I met with the Hadapt guys today. I think I can be a bit crisper than before in positioning Hadapt and its use cases, namely:
- Hadapt is additional software on a cluster that also runs fully functional Hadoop/HDFS. (Cloudera Hadoop more than straight-from-Apache Hadoop to date, but that’s not a requirement.)
- The cluster also runs a DBMS on every node, such as PostgreSQL or one of Infobright/Vectorwise.
- Hadapt’s software manages parallel SQL queries by distributing them to the DBMS living on each node. Hadapt says that the resulting query performance far outshines Hive’s.
- Hadapt further says that, by exploiting the partner DBMS, its SQL functionality outpaces Hive’s as well.
- Target Hadapt use cases are centered around keeping machine-generated or other poly-structured data in Hadoop, and extracting, enhancing, or otherwise deriving some of it to live in the relational store.

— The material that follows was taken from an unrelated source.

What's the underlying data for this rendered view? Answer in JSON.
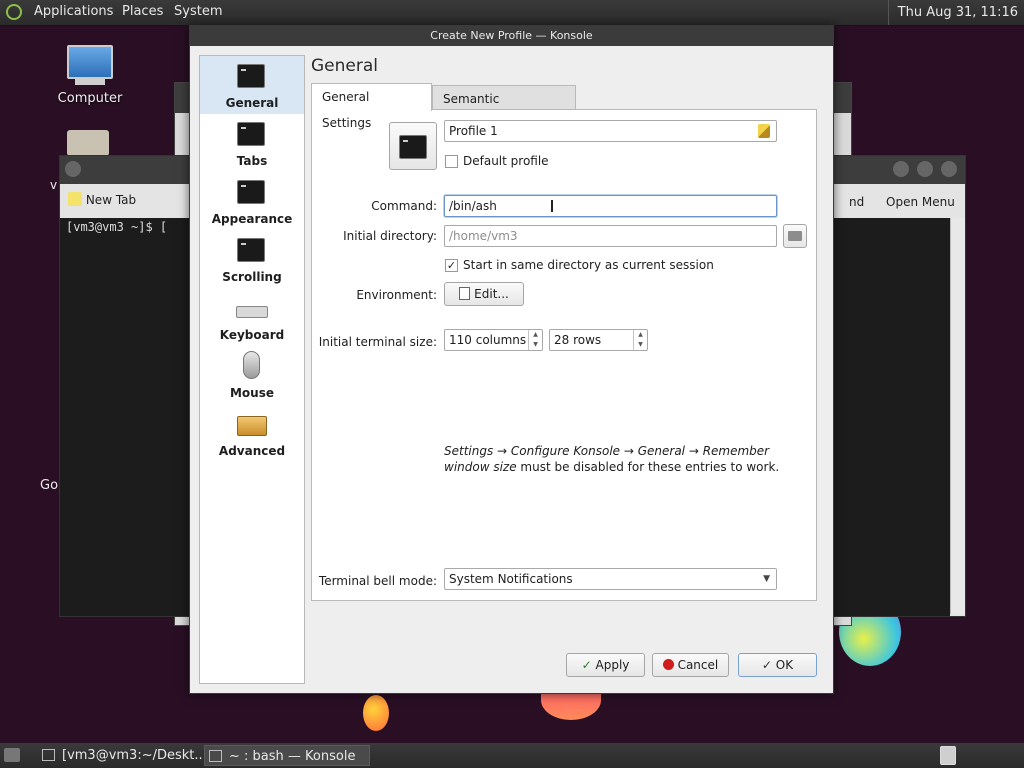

- In particular, Hadapt seems like an interesting choice when you want to use that relational data as you work on other data that’s still in HDFS, or if you want to keep using the relational data in other kinds of MapReduce jobs.
- That all fits well with my thoughts about the importance of derived data.
Other evolution from what I wrote about Hadapt a few months ago includes:
- Hadapt is in beta now.
- Hadapt has added adult supervision in the form of Philip Wickline, late of Endeca.
In other news, Hadapt is our newest client.